10% All applicable programs coated fully, no extraneous All applicable programs coated with some extraneous components Lacking 1 applicable system Lacking greater than 1 applicable system
OBJECTIVE
Bodily Examination
(can embrace diagnostic checks or in clinic checks equivalent to being pregnant test- if relevant)
15% Applicable based mostly on grievance Applicable based mostly on grievance with 1-2 lacking programs Applicable based mostly on grievance with > Three-Four lacking programs Lacking > Four components
ASSESSMENT

Differential Analysis (DDx) and Fundamental Dx for every drawback

Minimal of three differentials prognosis:
Patho of the issue; pertinent positives and pertinent negatives: supported by S + O knowledge and rationale as to why that was or was not chosen for the ultimate Dx
10% DDX and Fundamental Dx applicable based mostly on findings with full reasoning, patho and pertinent positives and negatives included; applicable ICD-10 and CPT coding for most important Dx
Fundamental Dx Applicable based mostly on findings although lacking 1 key DDx

Rationale for DDX and most important Dx could possibly be higher described
Applicable however doable higher one accessible based mostly on findings or lacking some key components Inappropriate based mostly on findings
PLAN
Remedy Plan for every remaining prognosis with diagnostics, referrals, pt schooling, follow-up parameters (every as wanted)

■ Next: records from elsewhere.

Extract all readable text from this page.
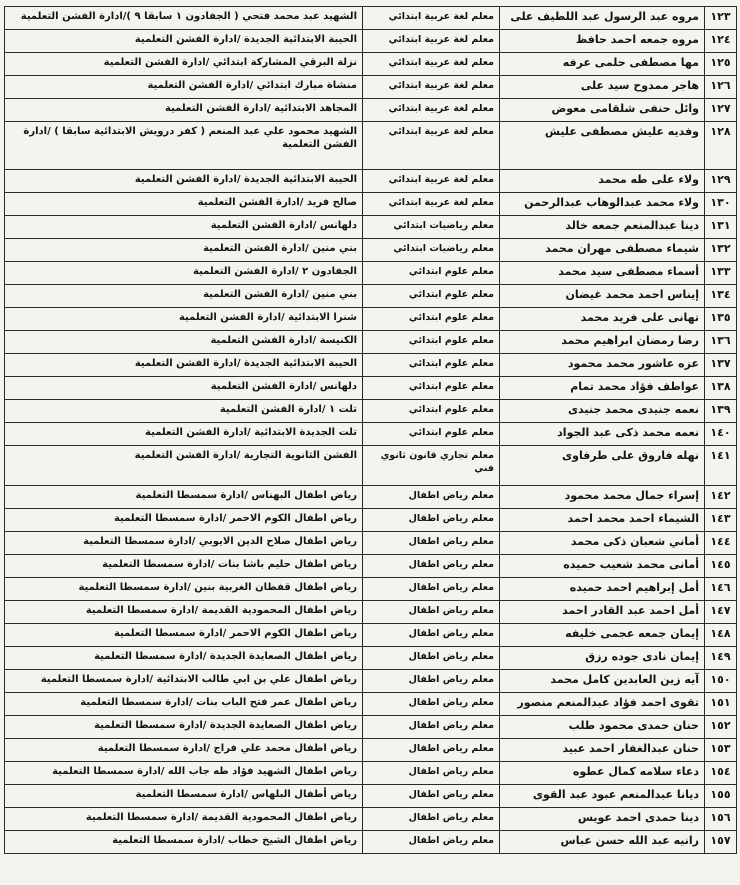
١٢٣	مروه عبد الرسول عبد اللطيف على	معلم لغة عربية ابتدائي	الشهيد عبد محمد فتحي ( الجفادون ١ سابقا ٩ )/ادارة الفشن التعلمية
١٢٤	مروه جمعه احمد حافظ	معلم لغة عربية ابتدائي	الحيبة الابتدائية الجديدة /ادارة الفشن التعلمية
١٢٥	مها مصطفى حلمى عرفه	معلم لغة عربية ابتدائي	نزلة البرقي المشاركة ابتدائي /ادارة الفشن التعلمية
١٢٦	هاجر ممدوح سيد على	معلم لغة عربية ابتدائي	منشاة مبارك ابتدائي /ادارة الفشن التعلمية
١٢٧	وائل حنفى شلقامى معوض	معلم لغة عربية ابتدائي	المجاهد الابتدائية /ادارة الفشن التعلمية
١٢٨	وفديه عليش مصطفى عليش	معلم لغة عربية ابتدائي	الشهيد محمود علي عبد المنعم ( كفر درويش الابتدائية سابقا ) /ادارة الفشن التعلمية
١٢٩	ولاء على طه محمد	معلم لغة عربية ابتدائي	الحيبة الابتدائية الجديدة /ادارة الفشن التعلمية
١٣٠	ولاء محمد عبدالوهاب عبدالرحمن	معلم لغة عربية ابتدائي	صالح فريد /ادارة الفشن التعلمية
١٣١	دينا عبدالمنعم جمعه خالد	معلم رياضيات ابتدائي	دلهانس /ادارة الفشن التعلمية
١٣٢	شيماء مصطفى مهران محمد	معلم رياضيات ابتدائي	بني منين /ادارة الفشن التعلمية
١٣٣	أسماء مصطفى سيد محمد	معلم علوم ابتدائي	الجفادون ٢ /ادارة الفشن التعلمية
١٣٤	إيناس احمد محمد غيضان	معلم علوم ابتدائي	بني منين /ادارة الفشن التعلمية
١٣٥	تهانى على فريد محمد	معلم علوم ابتدائي	شنرا الابتدائية /ادارة الفشن التعلمية
١٣٦	رضا رمضان ابراهيم محمد	معلم علوم ابتدائي	الكنيسة /ادارة الفشن التعلمية
١٣٧	عزه عاشور محمد محمود	معلم علوم ابتدائي	الحيبة الابتدائية الجديدة /ادارة الفشن التعلمية
١٣٨	عواطف فؤاد محمد تمام	معلم علوم ابتدائي	دلهانس /ادارة الفشن التعلمية
١٣٩	نعمه جنيدى محمد جنيدى	معلم علوم ابتدائي	تلت ١ /ادارة الفشن التعلمية
١٤٠	نعمه محمد ذكى عبد الجواد	معلم علوم ابتدائي	تلت الجديدة الابتدائية /ادارة الفشن التعلمية
١٤١	نهله فاروق على طرفاوى	معلم تجاري قانون ثانوي فني	الفشن الثانوية التجارية /ادارة الفشن التعلمية
١٤٢	إسراء جمال محمد محمود	معلم رياض اطفال	رياض اطفال البهناس /ادارة سمسطا التعلمية
١٤٣	الشيماء احمد محمد احمد	معلم رياض اطفال	رياض اطفال الكوم الاحمر /ادارة سمسطا التعلمية
١٤٤	أماني شعبان ذكى محمد	معلم رياض اطفال	رياض اطفال صلاح الدين الايوبي /ادارة سمسطا التعلمية
١٤٥	أمانى محمد شعيب حميده	معلم رياض اطفال	رياض اطفال حليم باشا بنات /ادارة سمسطا التعلمية
١٤٦	أمل إبراهيم احمد حميده	معلم رياض اطفال	رياض اطفال قفطان الغربية بنين /ادارة سمسطا التعلمية
١٤٧	أمل احمد عبد القادر احمد	معلم رياض اطفال	رياض اطفال المحمودية القديمة /ادارة سمسطا التعلمية
١٤٨	إيمان جمعه عجمى خليفه	معلم رياض اطفال	رياض اطفال الكوم الاحمر /ادارة سمسطا التعلمية
١٤٩	إيمان نادى جوده رزق	معلم رياض اطفال	رياض اطفال الصعايدة الجديدة /ادارة سمسطا التعلمية
١٥٠	آيه زين العابدين كامل محمد	معلم رياض اطفال	رياض اطفال علي بن ابي طالب الابتدائية /ادارة سمسطا التعلمية
١٥١	تقوى احمد فؤاد عبدالمنعم منصور	معلم رياض اطفال	رياض اطفال عمر فتح الباب بنات /ادارة سمسطا التعلمية
١٥٢	حنان حمدى محمود طلب	معلم رياض اطفال	رياض اطفال الصعايدة الجديدة /ادارة سمسطا التعلمية
١٥٣	حنان عبدالغفار احمد عبيد	معلم رياض اطفال	رياض اطفال محمد علي فراج /ادارة سمسطا التعلمية
١٥٤	دعاء سلامه كمال عطوه	معلم رياض اطفال	رياض اطفال الشهيد فؤاد طه جاب الله /ادارة سمسطا التعلمية
١٥٥	ديانا عبدالمنعم عبود عبد القوى	معلم رياض اطفال	رياض أطفال البلهاس /ادارة سمسطا التعلمية
١٥٦	دينا حمدى احمد عويس	معلم رياض اطفال	رياض اطفال المحمودية القديمة /ادارة سمسطا التعلمية
١٥٧	رانيه عبد الله حسن عباس	معلم رياض اطفال	رياض اطفال الشيخ خطاب /ادارة سمسطا التعلمية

Embrace HCM suggestions for this affected person (see USPSTF for age-appropriate suggestions)

Cite reference for prognosis and plan for every drawback.
10% Particular, applicable and EBP with clear explanations for every Dx-with citations from applicable sources Applicable and EBP,
Lacking a couple of components or explanations not clear for all Dx

Lacking 1 quotation Applicable however not first line, or lacking a number of minor elements

Lacking > 1 quotation Inappropriate or lacking a number of components

Lacking citations
* Key: CC = Chief grievance; HPI-Historical past of Current Sickness. With ache and lots of symptoms- an method that’s useful is OPQRST: Symptom analysis- Onset, Provocation/Palliation, High quality, Area/Radiation, Severity, Timing (historical past). Be sure you give the “story of the symptom or grievance. Nonetheless, merely itemizing every of those is not going to at all times inform the entire story of the HPI. Step again, learn what you wrote and ensure it’s clear and full.